Итак, не прибавив больше ни слова, они на этой новой надежде успокоились до следующего утра. А когда настал час отправки корзин, жених, дабы оба приятеля не смогли еще чего-либо учинить, распорядился, чтобы кое-кто из его друзей удержал их в этот час при помощи некоторого количества хорошего треббианского вина и всякой болтовни, так чтобы корзины можно было в безопасности перенести к нему в дом. Таким образом, снова оставшись с носом, они отправились в Гриньяно играть в кегли.
А так как Вердеспина была недовольна тем, что розыгрыш ее дошел только до середины беговой дорожки, не достигнув флажка, она сообщила о некоем своем намерении монне Аморрориске, которая, согласившись ей помочь, принялась делать то, что ей надлежало. И когда настало субботнее утро, Вердеспина послала сказать Сантоло и Фаллальбаккьо, чтобы они вернули ей ее кольцо, так как она готова дать им хорошего отступного, чтобы они могли угоститься парой козлят. Они поначалу подумали, что она хочет над ними подшутить, но некоторые люди, наученные, как им поступать, стали нашептывать им на ухо, будто монна Аморрориска подменила им кольцо, будто они знают наверняка, что оно стоило более тридцати скуди, будто молодой, узнав о ходе дела, бесится как проклятый и требует свое кольцо назад, так как он, мол, таких шуток не любит.
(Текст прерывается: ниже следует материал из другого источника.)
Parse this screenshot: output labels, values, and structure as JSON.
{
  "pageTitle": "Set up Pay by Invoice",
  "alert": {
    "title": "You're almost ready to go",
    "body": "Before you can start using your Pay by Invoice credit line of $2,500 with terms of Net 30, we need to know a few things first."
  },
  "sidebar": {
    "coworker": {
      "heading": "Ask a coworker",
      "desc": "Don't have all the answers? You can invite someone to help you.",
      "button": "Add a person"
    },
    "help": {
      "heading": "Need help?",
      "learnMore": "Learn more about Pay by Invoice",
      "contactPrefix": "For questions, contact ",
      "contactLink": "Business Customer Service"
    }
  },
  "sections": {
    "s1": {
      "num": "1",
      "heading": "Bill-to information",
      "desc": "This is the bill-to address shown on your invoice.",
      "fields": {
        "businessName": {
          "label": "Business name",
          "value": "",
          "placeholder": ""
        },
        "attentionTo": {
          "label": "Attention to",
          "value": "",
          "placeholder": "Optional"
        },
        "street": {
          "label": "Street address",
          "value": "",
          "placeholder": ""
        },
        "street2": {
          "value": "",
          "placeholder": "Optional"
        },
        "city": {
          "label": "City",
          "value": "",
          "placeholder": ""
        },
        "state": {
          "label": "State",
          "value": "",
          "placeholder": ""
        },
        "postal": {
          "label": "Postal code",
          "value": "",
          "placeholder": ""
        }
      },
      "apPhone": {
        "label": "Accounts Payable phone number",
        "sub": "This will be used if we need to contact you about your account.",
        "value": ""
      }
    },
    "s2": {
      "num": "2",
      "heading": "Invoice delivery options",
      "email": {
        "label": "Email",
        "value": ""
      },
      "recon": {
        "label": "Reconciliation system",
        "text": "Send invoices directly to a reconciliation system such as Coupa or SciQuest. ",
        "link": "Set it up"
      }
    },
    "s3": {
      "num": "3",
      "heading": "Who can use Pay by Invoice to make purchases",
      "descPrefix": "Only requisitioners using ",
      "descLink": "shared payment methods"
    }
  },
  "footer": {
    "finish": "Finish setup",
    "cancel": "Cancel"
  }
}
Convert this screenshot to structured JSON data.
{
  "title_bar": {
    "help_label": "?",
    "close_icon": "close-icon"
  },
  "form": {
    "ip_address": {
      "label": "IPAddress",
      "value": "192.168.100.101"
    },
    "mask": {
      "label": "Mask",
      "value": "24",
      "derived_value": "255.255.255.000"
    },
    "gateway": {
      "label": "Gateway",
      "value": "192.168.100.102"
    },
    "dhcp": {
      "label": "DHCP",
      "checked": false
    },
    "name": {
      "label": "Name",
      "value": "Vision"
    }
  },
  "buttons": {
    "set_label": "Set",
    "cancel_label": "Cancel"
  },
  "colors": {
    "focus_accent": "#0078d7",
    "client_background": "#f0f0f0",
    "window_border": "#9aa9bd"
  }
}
И что же вы, черт побери, думаете? Ведь они начали этому верить и потому пошли к куме и спросили ее, правда ли, что она подменила кольцо. Она же стала смеяться и, смеясь, это отрицать, но с таким видом, с каким в шутку отрицают правду, и они уже не сомневались, что кума их провела. И, придя в ярость, они стали бить тревогу и почти что с бранью говорить ей, что она сделала их посмешищем на весь Прато», и что так не поступают, и чтобы она им вернула кольцо, и что они этого не потерпят. А она, чтобы еще больше их рассердить, молчала. Тогда Фаллальбаккьо громко стал говорить:
– Кума, верните нам кольцо, а не то я вам обещаю, клянусь вам этим крестом (и он на стене начертил крест углем, взятым из очага), что я завтра отниму у вас вашу золотую цепь, когда вы пойдете к обедне, ничуть с вами не считаясь, и сниму у вас ее с шеи посередине церкви.
Тогда она, видя, что воспоследовало то, чего она и хотела, притворяясь обиженной и делая вид, будто она вне себя от гнева, сказала, что она не потому обменяла кольцо, чтобы им нанести ущерб, или тем более, чтобы присвоить его себе, как они, видимо, думают, но только для того, чтобы день-другой с ними вместе над этим посмеяться, а потом отдать его. Но раз они так оплошали, рассердились на нее и угрожают ей, она намерена поступить с ними так, как они этого заслуживают. Поэтому пусть они и не думают получить его обратно, прежде чем сами не расплатятся двумя козлятами из самых лучших, какие найдутся на площади в это утро.